Partager:
Samedi et dimanche sur les plaines de Waterloo, en Belgique, la Grande Armée de Napoléon s'est de nouveau frottée aux forces anglaises, hollandaises et prussiennes. 1.200 passionnés d'histoire ont bivouaqué avant d'entamer les manoeuvres vers la déroute française.
Au quartier général français, hameau de tentes blanches, l'heure est au ravitaillement. Les hommes reçoivent leurs rations dans des gamelles tendues par les cantinières.
Parmi eux, un Anglais, Graham Towers, passé depuis longtemps dans le camp adverse. "Je préfère la stratégie et les tactiques militaires des troupes napoléoniennes", confie ce membre d'une association napoléonienne, imperméable au culte voué par ses compatriotes au duc de Wellington.
Il part à l'inconnu et suivra les ordres des officiers, les seuls à avoir mémorisé le script des scènes de combat.
"Je ne peux pas être plus proche de l'ambiance de l'époque. Mais ne me demandez pas de passer mon temps à faire du bivouac. L'espérance de vie des soldats napoléoniens n'était pas bonne", ajoute ce quarantenaire qui participe à des reconstitutions depuis ses 16 ans.
Voici une semaine, il combattait en Bavière à Eggmühl. Son passe-temps dévorant l'a aussi entraîné dans les champs d'Austerlitz ou d'Iena. Des batailles remportées par les troupes napoléoniennes, contrairement au sanglant rendez-vous de Waterloo, qui durera dix heures le 18 juin 1815.
C'est l'ultime bataille pour Napoléon, qui part en exil sur l'île de Sainte-Hélène, et pour Wellington, propulsé vers la gloire.

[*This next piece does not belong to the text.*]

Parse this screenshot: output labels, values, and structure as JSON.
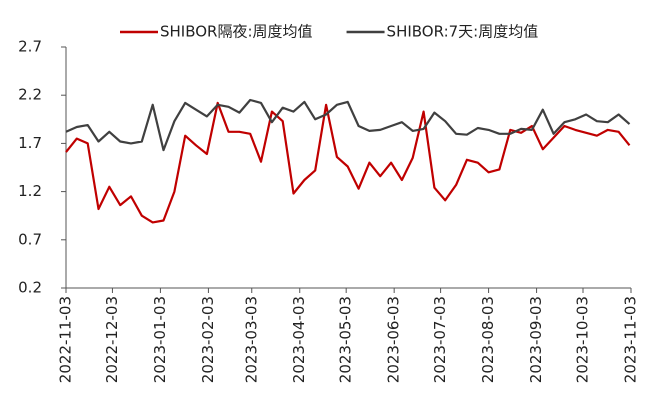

"Jetez les assiettes on y va!", lance une voix tonitruante. "Je suis prêt à aller attaquer les Rosbifs", répond Nicolas Margolle, chauffeur de poids-lourds dans une autre vie, qui vérifie son fusil modèle empire, une copie parfaite.
Le Français boit un coup de goutte et entonne une chansonnette avec ses camarades: "je mets mon espoir dans le pinard, je suis sûre de ma cirrhose, oo, se...".
Les bicornes en feutre des officiers se mêlent aux shakos coniques de l'infanterie de ligne. Plus loin, la garde impériale, en chapeaux poilus, salue l'arrivée à cheval de Napoléon en criant "Vive l'empereur!"
Lucien-Charles Plé, un médecin généraliste, arbore un long manteau bleu de chirurgien de régiment. Il sait qu'il va mourir.
Comme beaucoup des combattants du jour, sa passion pour l'histoire englobe aussi les deux guerres mondiales. Dans la nuit du 5 au 6 juin, il a débarqué en Normandie dans "un vrai" costume de médecin américain, "un moment émouvant".
Avant de venir à Waterloo, il s'est plongé dans ses livres. Mais "ici dans les odeurs de paille et le crottin de cheval, c'est en trois dimensions", explique, ému, ce collectionneur d'objets Empire.
Ses bottes en cuir rigide sont inconfortables, d'autant qu'il a cousu un rabat pour mieux coller aux modèles d'antan. De quoi mieux se glisser dans la peau d'un soldat.
Sur le champ de bataille, les 1.200 figurants venus de toute l'Europe se toisent enfin et démarrent les hostilités. Une centaine de cavaliers partent au galop sabre au vent. Les coups de feu sont nourris mais les grognards avancent en hurlant.
Face aux Français aguerris (74.000 hommes en 1815), des alliés animés par la vengeance (67.000 hommes): des soldats anglais, aidés par des mercenaires allemands, des Hollandais et des Prussiens.
Près de 12.000 tués à l'époque, des cadavres de milliers de chevaux, des blessés secourus trois jours plus tard... Waterloo sera un spectacle d'horreur.
Pour les figurants du weekend, fatigués mais ravis, c'est l'heure du repli. Appréciation d'un Michael ressuscité: "les Anglais étaient solides cette année, ils n'ont pas cédé un mètre".